The gesture by the Society Of London Theatre took place at 7pm and lasted for a minute as the venues – many of which have welcomed him to their stages – turned down the lights on their exterior canopies.

Sir Donald made his name on stage as a Shakespearean actor and also had more than 70 credits for film and TV productions. He had been battling prostate cancer and died at home in Romney Marsh, Kent.

His son, actor and film director Marc Sinden, said: “My father has finished dying. He suffered for a few years from prostate cancer which slowly spread. Even though his death was expected, it is still a huge loss to his family and we, his brother, his son, his four grandchildren and great-grandchild will all miss his humour and knowledge.”

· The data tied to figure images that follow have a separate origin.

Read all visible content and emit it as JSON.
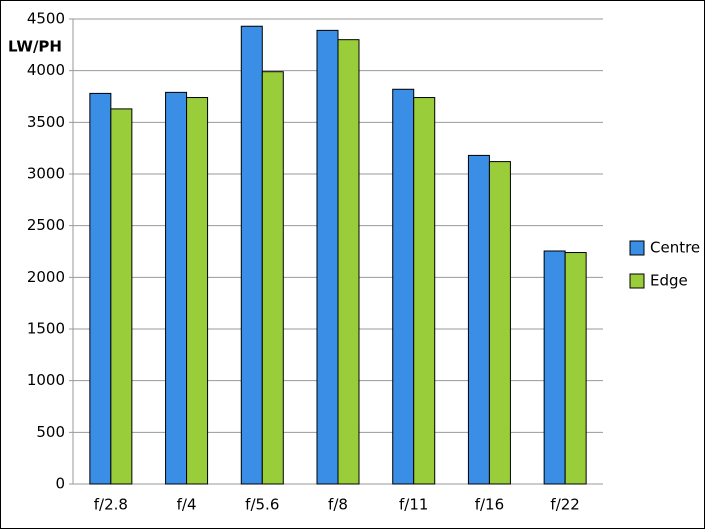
{
  "chart_data": {
    "type": "bar",
    "y_label": "LW/PH",
    "categories": [
      "f/2.8",
      "f/4",
      "f/5.6",
      "f/8",
      "f/11",
      "f/16",
      "f/22"
    ],
    "series": [
      {
        "name": "Centre",
        "color": "#3a8ee6",
        "values": [
          3780,
          3790,
          4430,
          4390,
          3820,
          3180,
          2255
        ]
      },
      {
        "name": "Edge",
        "color": "#9acd3a",
        "values": [
          3630,
          3740,
          3990,
          4300,
          3740,
          3120,
          2240
        ]
      }
    ],
    "ylim": [
      0,
      4500
    ],
    "yticks": [
      0,
      500,
      1000,
      1500,
      2000,
      2500,
      3000,
      3500,
      4000,
      4500
    ],
    "grid": true,
    "legend": "right"
  }
}
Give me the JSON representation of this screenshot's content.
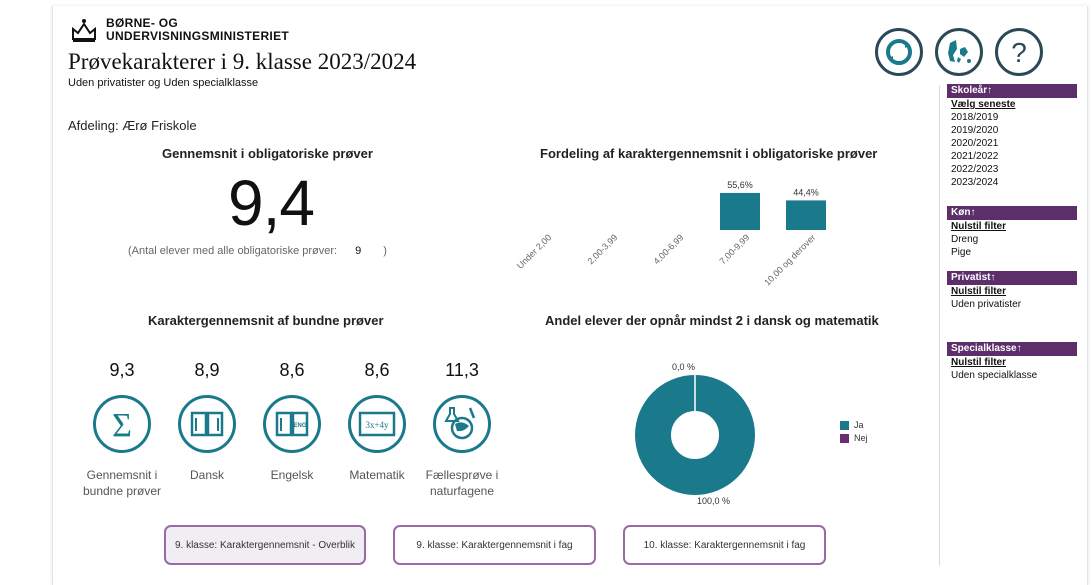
{
  "header": {
    "ministry_line1": "BØRNE- OG",
    "ministry_line2": "UNDERVISNINGSMINISTERIET",
    "title": "Prøvekarakterer i 9. klasse 2023/2024",
    "subtitle": "Uden privatister og Uden specialklasse"
  },
  "top_icons": [
    "refresh-icon",
    "denmark-map-icon",
    "help-icon"
  ],
  "afdeling": "Afdeling: Ærø Friskole",
  "overall": {
    "title": "Gennemsnit i obligatoriske prøver",
    "value": "9,4",
    "antal_label": "(Antal elever med alle obligatoriske prøver:",
    "antal_value": "9",
    "antal_close": ")"
  },
  "distribution": {
    "title": "Fordeling af karaktergennemsnit i obligatoriske prøver"
  },
  "chart_data": {
    "type": "bar",
    "categories": [
      "Under 2,00",
      "2,00-3,99",
      "4,00-6,99",
      "7,00-9,99",
      "10,00 og derover"
    ],
    "values": [
      0,
      0,
      0,
      55.6,
      44.4
    ],
    "value_labels": [
      "",
      "",
      "",
      "55,6%",
      "44,4%"
    ],
    "ylim": [
      0,
      60
    ],
    "color": "#1a7a8c"
  },
  "bundne": {
    "title": "Karaktergennemsnit af bundne prøver",
    "subjects": [
      {
        "value": "9,3",
        "label": "Gennemsnit i bundne prøver",
        "icon": "sigma-icon"
      },
      {
        "value": "8,9",
        "label": "Dansk",
        "icon": "open-book-icon"
      },
      {
        "value": "8,6",
        "label": "Engelsk",
        "icon": "english-book-icon"
      },
      {
        "value": "8,6",
        "label": "Matematik",
        "icon": "math-board-icon"
      },
      {
        "value": "11,3",
        "label": "Fællesprøve i naturfagene",
        "icon": "science-globe-icon"
      }
    ]
  },
  "andel": {
    "title": "Andel elever der opnår mindst 2 i dansk og matematik",
    "ja_pct": 100,
    "nej_pct": 0,
    "label_top": "0,0 %",
    "label_bottom": "100,0 %",
    "legend_ja": "Ja",
    "legend_nej": "Nej",
    "color_ja": "#1a7a8c",
    "color_nej": "#6a2d72"
  },
  "nav_buttons": [
    "9. klasse: Karaktergennemsnit - Overblik",
    "9. klasse: Karaktergennemsnit i fag",
    "10. klasse: Karaktergennemsnit i fag"
  ],
  "sidebar": {
    "skoleaar": {
      "head": "Skoleår↑",
      "link": "Vælg seneste",
      "items": [
        "2018/2019",
        "2019/2020",
        "2020/2021",
        "2021/2022",
        "2022/2023",
        "2023/2024"
      ]
    },
    "koen": {
      "head": "Køn↑",
      "link": "Nulstil filter",
      "items": [
        "Dreng",
        "Pige"
      ]
    },
    "privatist": {
      "head": "Privatist↑",
      "link": "Nulstil filter",
      "items": [
        "Uden privatister"
      ]
    },
    "specialklasse": {
      "head": "Specialklasse↑",
      "link": "Nulstil filter",
      "items": [
        "Uden specialklasse"
      ]
    }
  }
}
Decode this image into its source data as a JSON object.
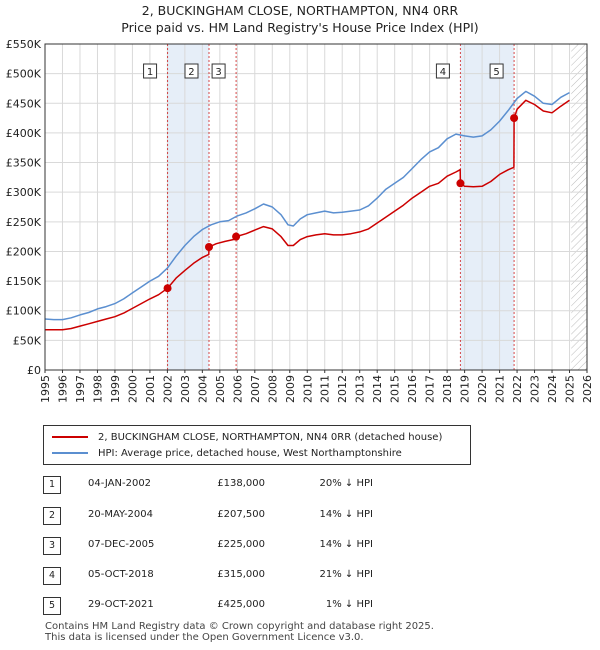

Sir Roger Moore was among those who paid tribute, calling him “a wonderful actor”. The former James Bond spoke warmly about the star, with whom he appeared in the 1975 film That Lucky Touch, just hours after the death of another co-star, Richard Kiel, who played villain Jaws.

Sir Roger said: “Sad to wake up to news another mate has left us. Awful week.”

Sir Donald made his film debut in 1953 with The Cruel Sea, going on to perform with the Royal Shakespeare Company in leading roles such as King Lear and Malvolio in Twelfth Night. He was granted a knighthood in 1997 for his services to drama.